I follow him to a wide staircase. We walk up the steps then down the hall until we reach another set of doors. Peter reaches into his pocket and withdraws a small needle, along with a long, thin piece of metal. I don't realize what he's doing until the lock clicks open.

I go to say something, but Peter raises his finger to his lips. I go quiet as he opens the doors and lets the two of us inside, quickly closing the door behind us.

The door led to a high, abandoned balcony. The world around me is a grand theatre, fit with hundreds of seats, filled with people of all kinds. All of their attention is on the stage where several people perform, their voices booming throughout the building.

I sink into a seat, my eyes still fixated on the performance.

"We're not supposed to be here, are we?" I manage to say.

Peter only smiles. "Just don't get caught."

We sit in silence for some time. The minutes tick by, only registered through booming laughters and rambunctious applause. In what felt like mere moments, intermission had begun.

I lean back in my chair, reminiscing on the play so far. But still, my attention can only go back to what Peter said in the bookstore.

"So," I say, "this mysterious suitor."

Peter shifts in his seat. "You haven't let go of that one, have you?"

"No, I have not. I don't think it really meant 'nothing' either."

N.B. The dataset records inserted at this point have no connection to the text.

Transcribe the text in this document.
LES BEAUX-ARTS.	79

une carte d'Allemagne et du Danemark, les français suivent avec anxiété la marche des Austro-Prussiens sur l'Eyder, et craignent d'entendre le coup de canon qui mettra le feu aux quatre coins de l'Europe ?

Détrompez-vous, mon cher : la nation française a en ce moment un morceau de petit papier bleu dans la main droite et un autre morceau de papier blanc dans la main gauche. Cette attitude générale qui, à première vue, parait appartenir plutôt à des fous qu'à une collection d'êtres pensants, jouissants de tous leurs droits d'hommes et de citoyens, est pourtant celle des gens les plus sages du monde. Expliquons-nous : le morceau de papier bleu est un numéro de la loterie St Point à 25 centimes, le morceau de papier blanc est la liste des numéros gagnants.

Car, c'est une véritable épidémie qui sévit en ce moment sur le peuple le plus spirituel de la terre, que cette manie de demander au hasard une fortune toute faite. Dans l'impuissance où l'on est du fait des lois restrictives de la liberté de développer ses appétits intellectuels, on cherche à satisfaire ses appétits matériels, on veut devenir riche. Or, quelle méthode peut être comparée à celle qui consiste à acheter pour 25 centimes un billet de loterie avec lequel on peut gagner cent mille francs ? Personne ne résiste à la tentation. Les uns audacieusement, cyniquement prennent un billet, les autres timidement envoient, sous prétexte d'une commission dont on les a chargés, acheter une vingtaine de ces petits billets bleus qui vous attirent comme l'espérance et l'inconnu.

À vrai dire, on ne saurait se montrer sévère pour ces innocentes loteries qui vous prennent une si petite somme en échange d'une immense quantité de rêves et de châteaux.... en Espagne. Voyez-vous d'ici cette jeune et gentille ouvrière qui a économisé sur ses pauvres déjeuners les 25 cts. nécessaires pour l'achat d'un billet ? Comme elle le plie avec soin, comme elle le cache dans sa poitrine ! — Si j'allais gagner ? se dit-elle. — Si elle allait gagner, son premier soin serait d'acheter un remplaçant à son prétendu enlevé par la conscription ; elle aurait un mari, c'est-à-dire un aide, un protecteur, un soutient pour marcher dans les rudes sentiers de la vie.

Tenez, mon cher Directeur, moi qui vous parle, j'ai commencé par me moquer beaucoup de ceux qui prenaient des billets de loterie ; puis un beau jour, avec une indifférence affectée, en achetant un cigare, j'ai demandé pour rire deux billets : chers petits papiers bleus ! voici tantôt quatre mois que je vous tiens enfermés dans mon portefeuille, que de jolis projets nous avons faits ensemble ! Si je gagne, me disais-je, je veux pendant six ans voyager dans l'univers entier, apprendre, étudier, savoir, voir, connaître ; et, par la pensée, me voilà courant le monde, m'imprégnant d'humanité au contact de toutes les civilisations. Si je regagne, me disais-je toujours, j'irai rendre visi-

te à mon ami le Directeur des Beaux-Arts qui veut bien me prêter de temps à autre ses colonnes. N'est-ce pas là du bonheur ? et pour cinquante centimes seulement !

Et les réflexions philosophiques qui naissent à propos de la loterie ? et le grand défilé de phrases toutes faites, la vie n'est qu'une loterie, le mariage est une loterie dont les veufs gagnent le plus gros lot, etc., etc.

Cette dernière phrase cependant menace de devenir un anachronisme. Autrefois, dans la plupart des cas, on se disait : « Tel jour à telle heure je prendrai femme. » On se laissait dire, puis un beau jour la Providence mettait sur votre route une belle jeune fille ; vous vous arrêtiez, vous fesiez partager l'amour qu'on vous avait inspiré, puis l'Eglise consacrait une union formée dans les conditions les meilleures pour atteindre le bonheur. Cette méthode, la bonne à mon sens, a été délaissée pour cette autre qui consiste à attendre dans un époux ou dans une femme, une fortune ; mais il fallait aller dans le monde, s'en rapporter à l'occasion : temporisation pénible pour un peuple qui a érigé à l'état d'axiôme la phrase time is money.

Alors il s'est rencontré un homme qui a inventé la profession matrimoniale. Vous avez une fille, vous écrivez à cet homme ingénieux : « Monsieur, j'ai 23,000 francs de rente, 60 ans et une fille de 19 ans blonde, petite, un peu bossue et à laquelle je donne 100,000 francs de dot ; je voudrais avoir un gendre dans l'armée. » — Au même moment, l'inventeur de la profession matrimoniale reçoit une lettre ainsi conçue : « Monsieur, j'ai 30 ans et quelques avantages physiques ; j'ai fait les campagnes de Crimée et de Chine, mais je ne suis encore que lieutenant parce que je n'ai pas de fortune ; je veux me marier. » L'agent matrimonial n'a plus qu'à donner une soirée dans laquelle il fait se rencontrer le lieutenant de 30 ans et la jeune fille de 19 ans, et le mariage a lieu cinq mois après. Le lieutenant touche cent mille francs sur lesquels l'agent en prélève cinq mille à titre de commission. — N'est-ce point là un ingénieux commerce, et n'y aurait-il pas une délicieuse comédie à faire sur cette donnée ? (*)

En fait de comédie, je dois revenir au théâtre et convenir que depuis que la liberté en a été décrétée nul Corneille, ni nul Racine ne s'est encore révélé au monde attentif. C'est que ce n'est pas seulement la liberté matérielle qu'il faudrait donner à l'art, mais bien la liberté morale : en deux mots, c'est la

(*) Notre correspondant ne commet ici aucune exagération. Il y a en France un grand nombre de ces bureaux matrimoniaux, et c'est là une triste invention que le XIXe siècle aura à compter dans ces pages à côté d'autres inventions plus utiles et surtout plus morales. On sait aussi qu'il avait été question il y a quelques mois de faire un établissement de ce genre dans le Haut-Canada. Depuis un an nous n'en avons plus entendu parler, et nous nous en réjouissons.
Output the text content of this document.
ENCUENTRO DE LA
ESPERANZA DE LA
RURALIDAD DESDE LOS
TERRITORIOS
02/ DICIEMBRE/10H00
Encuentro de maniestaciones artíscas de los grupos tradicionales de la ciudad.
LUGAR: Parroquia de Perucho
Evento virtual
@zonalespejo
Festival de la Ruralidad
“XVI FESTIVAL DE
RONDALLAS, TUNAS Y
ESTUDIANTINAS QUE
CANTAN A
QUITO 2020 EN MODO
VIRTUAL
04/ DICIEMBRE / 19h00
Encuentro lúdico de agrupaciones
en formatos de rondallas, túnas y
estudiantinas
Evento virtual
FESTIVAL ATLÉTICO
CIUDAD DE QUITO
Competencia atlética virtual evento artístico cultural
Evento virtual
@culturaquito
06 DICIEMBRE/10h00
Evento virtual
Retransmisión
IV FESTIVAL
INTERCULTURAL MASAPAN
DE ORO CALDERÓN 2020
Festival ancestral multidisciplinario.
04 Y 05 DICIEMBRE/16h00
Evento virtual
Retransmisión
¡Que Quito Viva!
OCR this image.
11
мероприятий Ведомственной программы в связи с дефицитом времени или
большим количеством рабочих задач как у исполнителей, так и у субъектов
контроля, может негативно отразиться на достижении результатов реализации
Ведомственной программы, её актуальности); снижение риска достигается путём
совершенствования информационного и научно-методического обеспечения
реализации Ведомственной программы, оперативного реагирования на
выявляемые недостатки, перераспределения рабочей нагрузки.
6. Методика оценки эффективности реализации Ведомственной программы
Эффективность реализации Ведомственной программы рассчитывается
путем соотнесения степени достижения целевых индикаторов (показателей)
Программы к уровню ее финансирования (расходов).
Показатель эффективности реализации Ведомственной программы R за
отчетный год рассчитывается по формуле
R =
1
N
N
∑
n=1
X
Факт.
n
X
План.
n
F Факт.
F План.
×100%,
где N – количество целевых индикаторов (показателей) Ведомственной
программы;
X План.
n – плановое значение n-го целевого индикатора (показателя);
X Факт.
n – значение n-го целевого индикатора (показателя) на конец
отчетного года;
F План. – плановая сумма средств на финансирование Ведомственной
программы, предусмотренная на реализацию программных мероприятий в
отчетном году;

"No," he says, looking away. "I suppose it didn't." Pain flickers in his eyes, and I frown in confusion.

"There isn't much to say, I assure you," he continues. "It's... a defect."

"A defect? How so?"

He suddenly starts fidgeting. "A temporary defect. What I am feeling means nothing."

"Why do you think that?" I ask, gently. There's pain in his voice, and I know acting judgmental would do him no good.

He swallows and clears his throat. "Feelings have gotten me nowhere. I don't like spending so much time on something and someone, only for it to be lost." He says it as if the very words cause him pain.

Maybe they do.

"I understand that," I say, which isn't entirely a lie. I understand the impermanence of human lives and human relationships because I've seen thousands of them come and go.

But mostly, I understand not wanting to get attached. For humans, attachments can last years—maybe their entire lifetimes, but even that is definite. If I grow attached to something, I know how much it will hurt to lose it.

Nothing good comes from being infinite in a bounded world.

This should be one-sided, I remind myself.